Personal Finance

Tax Planning for Dentists

By February 5, 2015 No Comments

“In this world nothing can be said to be certain, except death and taxes.”

– Benjamin Franklin

Taxes are a fact of life – one we can’t opt out of. That said, paying more than you are required to is just bad management. You don’t need to resort to offshore accounts in the British Virgin Islands. Sensible tax planning can maximise the amount you take home – legally. Dentists, as high income earners, have a number of vehicles available to them:

1. Mortgage Offset Account

If you have a home loan, tipping some extra cash into an offset account will reduce the amount of interest payable on the loan. Interest avoided isn’t taxable, so the effective after-tax return on your extra cash is your mortgage rate. That can be hard to beat, particularly when you consider that it’s a risk-free guaranteed return.

2. Contributing Extra to Super

Salary sacrificing into super (up to a maximum of $30K-$35K depending on your age including employer contributions) is a very effective way to reduce your tax bill. If you’re on the top marginal rate, saving an extra $1,000 a month by salary-sacrificing into super can shave over $4,000 off your tax bill.

You can also contribute after-tax earnings to super (though this is capped as well). Compared with investing after-tax money in an investment in your own name, income generated by investments held in super is taxed at a maximum of 15% and only 10% on capital gains (if held for more than 12 months). For those eligible for transition to retirement their money grows in a zero tax environment.

3. Discretionary Family Trust

A family trust is an effective way to hold investments offering tax-efficiency and in certain circumstances a level of asset-protection. By separating legal and beneficial ownership of your assets, these structures allow you to keep control of your investments but gives the trustees discretion as to which beneficiaries receive income and capital gains from year to year. This can suit someone on the highest marginal tax rate with family members who are on lower tax rates.

4. Transition to Retirement

If you are over 55, the combination of salary sacrificing pre-tax income into super, and drawing an income from super benefits can be very tax effective. Not only does it get more into your super fund but your cash flow remains the same. The income tax reduction comes about thanks to receiving less salary income (and therefore paying less tax) and more concessionally taxed pension income from your super fund.

5. Investment Bonds

These vehicles are most applicable to those on higher tax rates. Earnings from an investment bond are excluded from personal income tax because the bond provider pays the tax at 30% internally, leaving you nothing to declare on your tax return. To get the full benefits, you have to leave your money in the bond for 10 years. After this, there is NO tax to pay! It is possible to get access to the money before 10 years, but then there will be some tax payable.

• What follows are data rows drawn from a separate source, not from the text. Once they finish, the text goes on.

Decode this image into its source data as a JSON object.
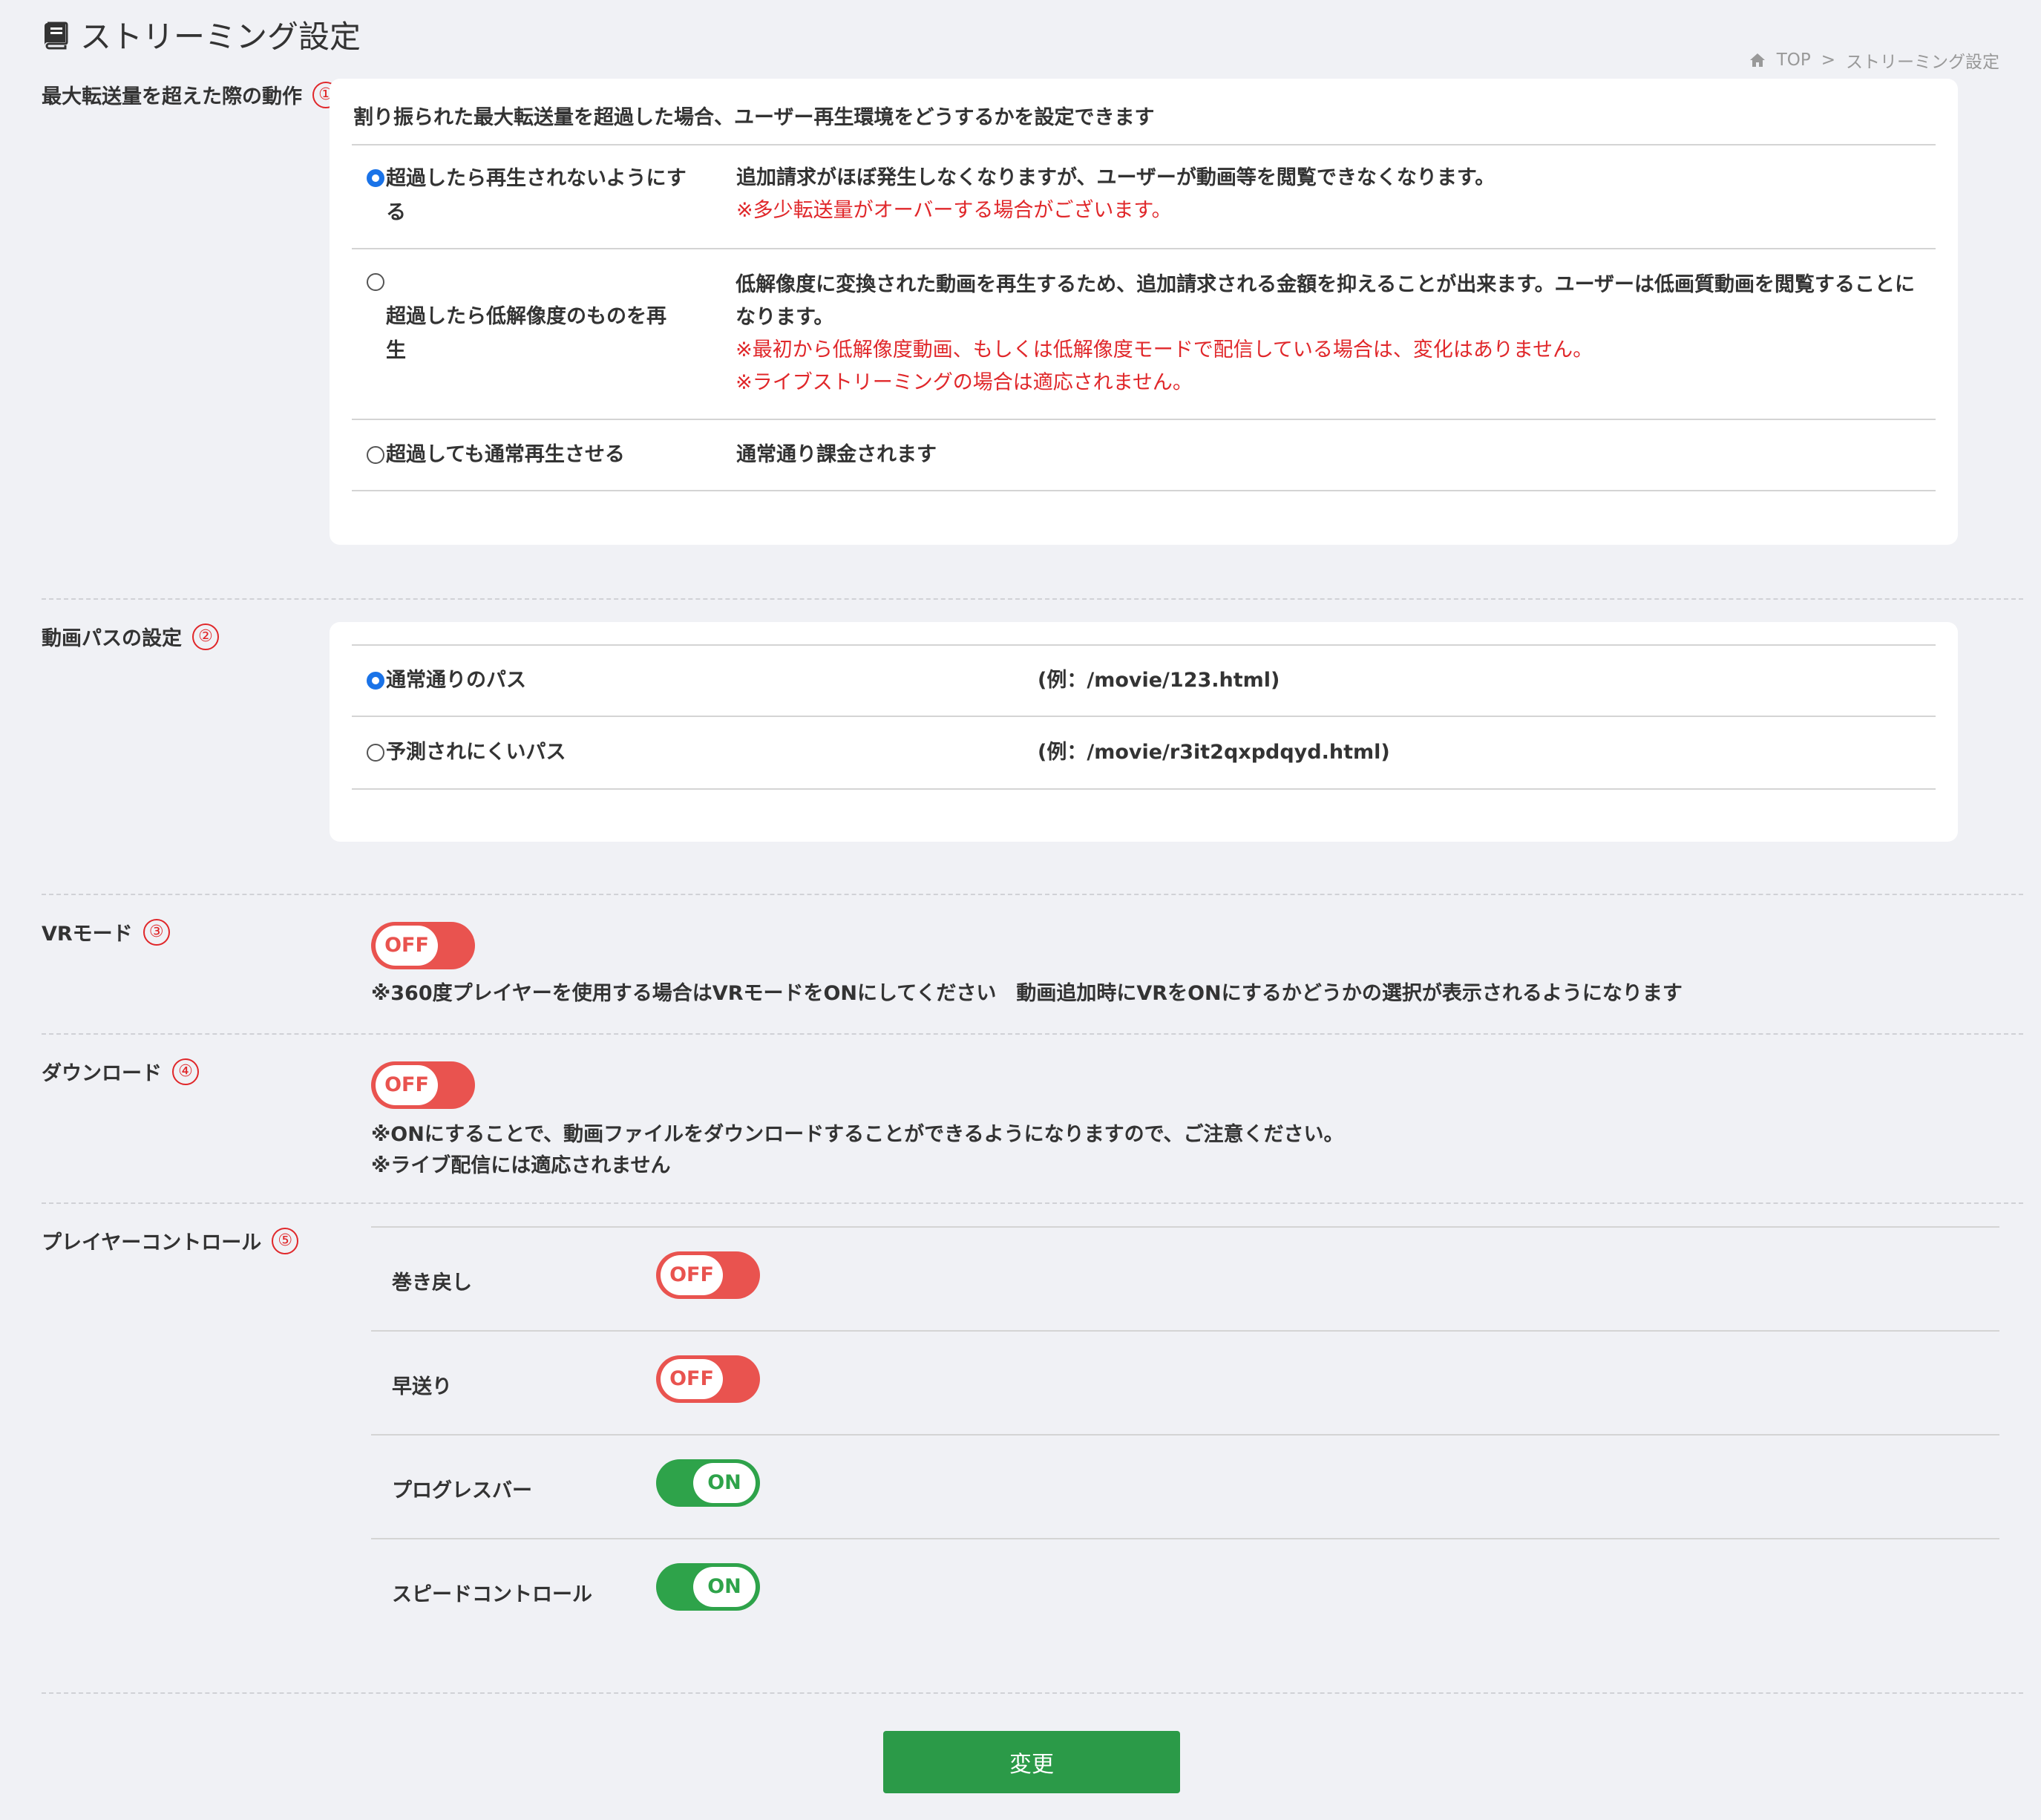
{
  "header": {
    "title": "ストリーミング設定",
    "icon": "book-icon"
  },
  "breadcrumb": {
    "home_icon": "home-icon",
    "top": "TOP",
    "sep": ">",
    "current": "ストリーミング設定"
  },
  "transfer": {
    "label": "最大転送量を超えた際の動作",
    "num": "①",
    "desc": "割り振られた最大転送量を超過した場合、ユーザー再生環境をどうするかを設定できます",
    "options": [
      {
        "label_line1": "超過したら再生されないようにす",
        "label_line2": "る",
        "checked": true,
        "main": "追加請求がほぼ発生しなくなりますが、ユーザーが動画等を閲覧できなくなります。",
        "notes": [
          "※多少転送量がオーバーする場合がございます。"
        ]
      },
      {
        "label_line1": "超過したら低解像度のものを再",
        "label_line2": "生",
        "checked": false,
        "main": "低解像度に変換された動画を再生するため、追加請求される金額を抑えることが出来ます。ユーザーは低画質動画を閲覧することになります。",
        "notes": [
          "※最初から低解像度動画、もしくは低解像度モードで配信している場合は、変化はありません。",
          "※ライブストリーミングの場合は適応されません。"
        ]
      },
      {
        "label_line1": "超過しても通常再生させる",
        "label_line2": "",
        "checked": false,
        "main": "通常通り課金されます",
        "notes": []
      }
    ]
  },
  "path": {
    "label": "動画パスの設定",
    "num": "②",
    "options": [
      {
        "label": "通常通りのパス",
        "example": "(例：/movie/123.html)",
        "checked": true
      },
      {
        "label": "予測されにくいパス",
        "example": "(例：/movie/r3it2qxpdqyd.html)",
        "checked": false
      }
    ]
  },
  "vr": {
    "label": "VRモード",
    "num": "③",
    "toggle": "OFF",
    "help": "※360度プレイヤーを使用する場合はVRモードをONにしてください　動画追加時にVRをONにするかどうかの選択が表示されるようになります"
  },
  "download": {
    "label": "ダウンロード",
    "num": "④",
    "toggle": "OFF",
    "help1": "※ONにすることで、動画ファイルをダウンロードすることができるようになりますので、ご注意ください。",
    "help2": "※ライブ配信には適応されません"
  },
  "player": {
    "label": "プレイヤーコントロール",
    "num": "⑤",
    "rows": [
      {
        "label": "巻き戻し",
        "toggle": "OFF"
      },
      {
        "label": "早送り",
        "toggle": "OFF"
      },
      {
        "label": "プログレスバー",
        "toggle": "ON"
      },
      {
        "label": "スピードコントロール",
        "toggle": "ON"
      }
    ]
  },
  "submit": "変更",
  "colors": {
    "accent_red": "#e0272a",
    "toggle_off": "#e9534f",
    "toggle_on": "#2ea34a",
    "submit_bg": "#2b9a48",
    "radio_checked": "#1a73e8"
  }
}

These vehicles can also be combined with family trusts in certain situations for optimal outcomes.

6. An Investment Company

Setting up a company through which investments are bought is one way of ensuring the tax paid is never more than 30%. There are no CGT concessions though, so the characteristics of the investment held in a company need to be carefully considered. Another approach would be to have a company as a beneficiary of a family trust which would allow you to put a ceiling on the tax rate applied to trust income at 30%.

A Stitch In Time…

Like all financial decisions, you maximise your outcomes most effectively when you take action early. With a comprehensive tax-aware wealth management strategy you can maximise your after-tax returns to create financial comfort for you and your family.